Step #10 has you attach the engine assembly and canopy assembly. The engine assembly fits with no issues. I left the canopies off until the end of the build, after all painting and decals were done.

Step #11 has all the flaps and dive brake parts installed. Instructions show the dive brakes deployed but you can easily fold them back to a stowed position. Pay attention to the flaps assembly. The instructions only show one side with “opposite” numbers listed too. I built one side at a time to avoid confusion of parts to position.

Steps #12-14 are the landing gear assembly and installs. Fit was good but care must be taken when installing the gear to the aircraft to keep them square because there is no real firm attach point.

Steps #15-20 deal with the weapons options for your Stuka to carry. You are given four options of ordnance for the outer wing stations. And only one choice for the centerline station…what looks to be a 1000 kg SC1000 “Hermann” bomb. A quick reference to the internet said if the Hermann bomb was carried, no outer wing weapons, or maybe even a rear gunner, would be carried to allow the Stuka to fly with such a heavy load. Normally, a 250 kg bomb would be carried centerline with something out on the outer stations. I chose to use the single big bomb with empty wing stations. You’ll have to go aftermarket if you want a more normal type load.

Painting was a combination of Tamiya and Model Master paints. Model Master RLM 70/71 on the upper surfaces and Tamiya XF-23 Light Blue on the under surface over a preshading of Tamiya XF-69 NATO Black. Model Master RLM 06 Gelb was used for the nose and rudder. The splinter scheme was done using Gator Masks, which worked very well. Future floor wax was used for the gloss coat.

Aftermarket EagleCals EC#144 were used for the decals and are the subject of another review. The kit decals are decent but nowhere near as nice as the Eaglcals.

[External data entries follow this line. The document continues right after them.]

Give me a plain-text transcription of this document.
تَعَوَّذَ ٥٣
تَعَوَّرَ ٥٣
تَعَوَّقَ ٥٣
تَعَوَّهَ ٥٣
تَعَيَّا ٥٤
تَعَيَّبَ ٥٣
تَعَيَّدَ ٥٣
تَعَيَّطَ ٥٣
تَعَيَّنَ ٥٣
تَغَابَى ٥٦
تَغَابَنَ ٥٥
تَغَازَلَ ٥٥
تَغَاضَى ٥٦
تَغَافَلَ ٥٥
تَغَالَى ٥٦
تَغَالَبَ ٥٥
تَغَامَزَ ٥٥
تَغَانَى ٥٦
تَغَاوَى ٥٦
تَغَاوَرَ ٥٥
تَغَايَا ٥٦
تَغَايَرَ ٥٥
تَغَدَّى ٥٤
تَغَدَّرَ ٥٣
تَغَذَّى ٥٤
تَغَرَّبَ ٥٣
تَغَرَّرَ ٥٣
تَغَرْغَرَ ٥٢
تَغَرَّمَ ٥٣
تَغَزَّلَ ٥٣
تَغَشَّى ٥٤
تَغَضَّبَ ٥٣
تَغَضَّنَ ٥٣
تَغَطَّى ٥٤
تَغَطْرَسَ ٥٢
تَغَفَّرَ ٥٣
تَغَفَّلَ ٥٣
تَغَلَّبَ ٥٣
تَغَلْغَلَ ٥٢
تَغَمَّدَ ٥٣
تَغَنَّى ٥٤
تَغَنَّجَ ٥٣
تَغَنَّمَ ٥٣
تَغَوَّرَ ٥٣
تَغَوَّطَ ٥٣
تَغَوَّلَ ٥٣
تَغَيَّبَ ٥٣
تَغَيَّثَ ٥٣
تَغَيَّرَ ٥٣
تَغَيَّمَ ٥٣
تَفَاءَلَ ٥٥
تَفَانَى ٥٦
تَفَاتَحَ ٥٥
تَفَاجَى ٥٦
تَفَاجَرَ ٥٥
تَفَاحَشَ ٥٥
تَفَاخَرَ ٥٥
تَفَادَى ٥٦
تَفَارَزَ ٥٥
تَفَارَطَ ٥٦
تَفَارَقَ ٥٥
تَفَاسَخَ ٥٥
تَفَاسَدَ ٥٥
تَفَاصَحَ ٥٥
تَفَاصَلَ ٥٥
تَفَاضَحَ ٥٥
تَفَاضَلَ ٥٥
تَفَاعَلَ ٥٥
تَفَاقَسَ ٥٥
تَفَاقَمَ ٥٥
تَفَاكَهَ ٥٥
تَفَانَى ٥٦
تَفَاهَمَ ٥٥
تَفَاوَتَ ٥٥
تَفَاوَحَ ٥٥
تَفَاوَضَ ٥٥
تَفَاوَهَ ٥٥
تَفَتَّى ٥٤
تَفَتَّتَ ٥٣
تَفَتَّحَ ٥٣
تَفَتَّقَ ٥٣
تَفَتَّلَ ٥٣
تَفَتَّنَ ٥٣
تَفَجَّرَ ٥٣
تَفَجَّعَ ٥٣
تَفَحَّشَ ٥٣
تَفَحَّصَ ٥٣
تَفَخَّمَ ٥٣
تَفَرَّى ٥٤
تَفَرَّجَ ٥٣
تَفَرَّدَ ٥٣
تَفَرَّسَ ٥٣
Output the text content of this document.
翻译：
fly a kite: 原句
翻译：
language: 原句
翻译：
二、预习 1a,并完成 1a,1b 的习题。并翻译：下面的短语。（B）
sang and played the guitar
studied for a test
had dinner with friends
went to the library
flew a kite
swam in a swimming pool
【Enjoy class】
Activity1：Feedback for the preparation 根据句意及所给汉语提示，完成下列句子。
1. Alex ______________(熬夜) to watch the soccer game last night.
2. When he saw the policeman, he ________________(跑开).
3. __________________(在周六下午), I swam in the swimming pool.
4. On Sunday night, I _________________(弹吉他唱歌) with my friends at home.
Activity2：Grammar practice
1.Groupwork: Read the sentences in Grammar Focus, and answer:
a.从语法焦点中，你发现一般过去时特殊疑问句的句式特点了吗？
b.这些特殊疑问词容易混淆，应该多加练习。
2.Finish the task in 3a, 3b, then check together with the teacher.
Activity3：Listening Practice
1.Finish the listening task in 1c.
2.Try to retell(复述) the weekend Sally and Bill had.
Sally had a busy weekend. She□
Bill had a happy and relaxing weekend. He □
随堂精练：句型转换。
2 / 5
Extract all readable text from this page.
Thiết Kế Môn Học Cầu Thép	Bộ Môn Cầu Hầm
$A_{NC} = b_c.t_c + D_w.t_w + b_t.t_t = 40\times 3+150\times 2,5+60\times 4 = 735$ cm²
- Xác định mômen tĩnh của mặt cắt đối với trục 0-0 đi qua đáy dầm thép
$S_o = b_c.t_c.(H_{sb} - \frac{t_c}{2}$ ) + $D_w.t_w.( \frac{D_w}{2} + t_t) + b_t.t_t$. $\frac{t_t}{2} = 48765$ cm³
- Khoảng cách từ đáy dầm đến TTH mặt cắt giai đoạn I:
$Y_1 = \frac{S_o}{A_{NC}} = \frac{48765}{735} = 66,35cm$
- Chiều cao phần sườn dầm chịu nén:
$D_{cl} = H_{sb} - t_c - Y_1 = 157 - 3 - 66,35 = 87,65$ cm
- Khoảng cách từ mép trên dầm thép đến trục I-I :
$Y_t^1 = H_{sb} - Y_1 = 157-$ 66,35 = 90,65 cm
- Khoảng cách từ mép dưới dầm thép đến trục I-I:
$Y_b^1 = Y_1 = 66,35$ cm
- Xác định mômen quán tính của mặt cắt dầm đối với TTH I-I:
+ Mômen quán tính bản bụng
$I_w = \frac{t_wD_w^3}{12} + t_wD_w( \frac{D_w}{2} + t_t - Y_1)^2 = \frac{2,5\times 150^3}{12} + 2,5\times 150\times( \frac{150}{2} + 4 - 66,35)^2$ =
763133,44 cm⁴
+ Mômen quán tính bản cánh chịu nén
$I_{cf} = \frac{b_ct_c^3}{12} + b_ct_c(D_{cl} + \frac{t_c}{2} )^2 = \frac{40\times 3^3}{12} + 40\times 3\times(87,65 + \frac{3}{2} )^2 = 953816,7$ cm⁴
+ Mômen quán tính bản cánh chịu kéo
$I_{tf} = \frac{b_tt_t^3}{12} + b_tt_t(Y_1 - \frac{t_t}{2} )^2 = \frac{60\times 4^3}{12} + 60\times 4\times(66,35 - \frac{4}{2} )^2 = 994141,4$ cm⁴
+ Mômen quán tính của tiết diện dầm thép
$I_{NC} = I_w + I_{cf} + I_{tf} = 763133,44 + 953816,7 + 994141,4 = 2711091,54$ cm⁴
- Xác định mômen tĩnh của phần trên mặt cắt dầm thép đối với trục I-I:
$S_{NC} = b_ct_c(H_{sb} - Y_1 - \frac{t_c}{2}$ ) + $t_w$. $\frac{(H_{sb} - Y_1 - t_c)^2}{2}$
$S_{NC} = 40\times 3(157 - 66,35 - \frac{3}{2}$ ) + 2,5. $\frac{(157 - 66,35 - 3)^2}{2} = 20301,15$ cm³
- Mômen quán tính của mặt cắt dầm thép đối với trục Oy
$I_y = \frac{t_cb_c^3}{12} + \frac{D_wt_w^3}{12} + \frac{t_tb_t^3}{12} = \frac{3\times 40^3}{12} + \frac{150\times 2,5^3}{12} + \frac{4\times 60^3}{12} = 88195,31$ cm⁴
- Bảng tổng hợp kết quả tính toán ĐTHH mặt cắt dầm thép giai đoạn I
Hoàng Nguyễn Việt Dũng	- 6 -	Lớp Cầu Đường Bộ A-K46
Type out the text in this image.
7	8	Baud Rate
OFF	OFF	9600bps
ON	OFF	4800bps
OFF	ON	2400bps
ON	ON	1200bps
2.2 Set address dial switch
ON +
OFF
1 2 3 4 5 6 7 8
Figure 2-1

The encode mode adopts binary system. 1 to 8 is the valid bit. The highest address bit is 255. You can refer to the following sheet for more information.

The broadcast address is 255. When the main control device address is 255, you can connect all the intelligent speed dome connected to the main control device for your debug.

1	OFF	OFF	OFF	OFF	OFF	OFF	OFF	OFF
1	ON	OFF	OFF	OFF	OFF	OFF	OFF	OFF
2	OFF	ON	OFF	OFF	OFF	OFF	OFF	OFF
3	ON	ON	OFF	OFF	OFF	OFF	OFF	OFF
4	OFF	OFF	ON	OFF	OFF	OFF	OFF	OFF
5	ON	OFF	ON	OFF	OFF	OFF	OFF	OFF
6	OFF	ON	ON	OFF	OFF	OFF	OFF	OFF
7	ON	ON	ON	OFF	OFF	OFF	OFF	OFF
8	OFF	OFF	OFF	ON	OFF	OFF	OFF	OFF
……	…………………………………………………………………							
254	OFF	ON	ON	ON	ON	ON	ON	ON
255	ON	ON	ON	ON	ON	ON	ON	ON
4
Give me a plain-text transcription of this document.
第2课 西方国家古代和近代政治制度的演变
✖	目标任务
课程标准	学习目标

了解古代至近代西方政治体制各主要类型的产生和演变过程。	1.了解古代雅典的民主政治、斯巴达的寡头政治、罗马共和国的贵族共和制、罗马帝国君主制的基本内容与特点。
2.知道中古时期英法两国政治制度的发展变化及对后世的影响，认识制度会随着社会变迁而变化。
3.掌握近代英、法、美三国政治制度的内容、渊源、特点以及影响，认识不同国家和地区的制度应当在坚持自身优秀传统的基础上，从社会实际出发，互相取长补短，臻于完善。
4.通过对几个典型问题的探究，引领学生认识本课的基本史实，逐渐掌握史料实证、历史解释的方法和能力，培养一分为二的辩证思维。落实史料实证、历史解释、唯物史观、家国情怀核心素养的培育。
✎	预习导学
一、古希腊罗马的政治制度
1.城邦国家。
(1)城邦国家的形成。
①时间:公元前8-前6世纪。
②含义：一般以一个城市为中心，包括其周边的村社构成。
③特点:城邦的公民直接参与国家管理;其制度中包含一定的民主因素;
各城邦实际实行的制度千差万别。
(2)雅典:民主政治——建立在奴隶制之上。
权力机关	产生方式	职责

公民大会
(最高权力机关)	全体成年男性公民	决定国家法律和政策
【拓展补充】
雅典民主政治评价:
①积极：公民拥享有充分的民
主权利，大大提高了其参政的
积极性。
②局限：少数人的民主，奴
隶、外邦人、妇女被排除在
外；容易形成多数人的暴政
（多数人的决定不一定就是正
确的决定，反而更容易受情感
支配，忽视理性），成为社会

After the decaling and flat coat was done, I added the final parts and had more problems. The exhaust assemblies needed to be trimmed to fit and still required quite some force to be put into place. The canopies, while very nicely detailed, looked great after painting, but they were very tricky to get into place. The little round window that the rear gunner’s machine gun sticks out was particularly frustrating. I ended up using future to hold it into the canopy and the machine gun had to be not fully glued into place to allow it to position itself to compensate for my inability to get the window where I really wanted it. Both the pilot’s sliding canopy and gunner’s canopy have to be pressed down into recesses along the fuselage sides that spread the canopies, causing a springing-up canopy effect that has to be held in place till the glue sets. I ended up super gluing the gunner’s canopy. The antenna, bomb, and propeller went on with no issues.

In conclusion, I think this is nice kit. There are a couple problems, though. The instructions lacked some needed items and had some incorrect order of assembly. The odd BIG bomb that keeps you from installing the other cool ordnance provided but by itself looks pretty cool. And the tricky-to-install canopies. But otherwise, it is an impressive kit of an important World War Two aircraft with excellent detail out of the box and some very great super detailing potential.

I wish to thank Stevens International and Trumpeter for producing this kit and IPMS/USA for allowing me to review it.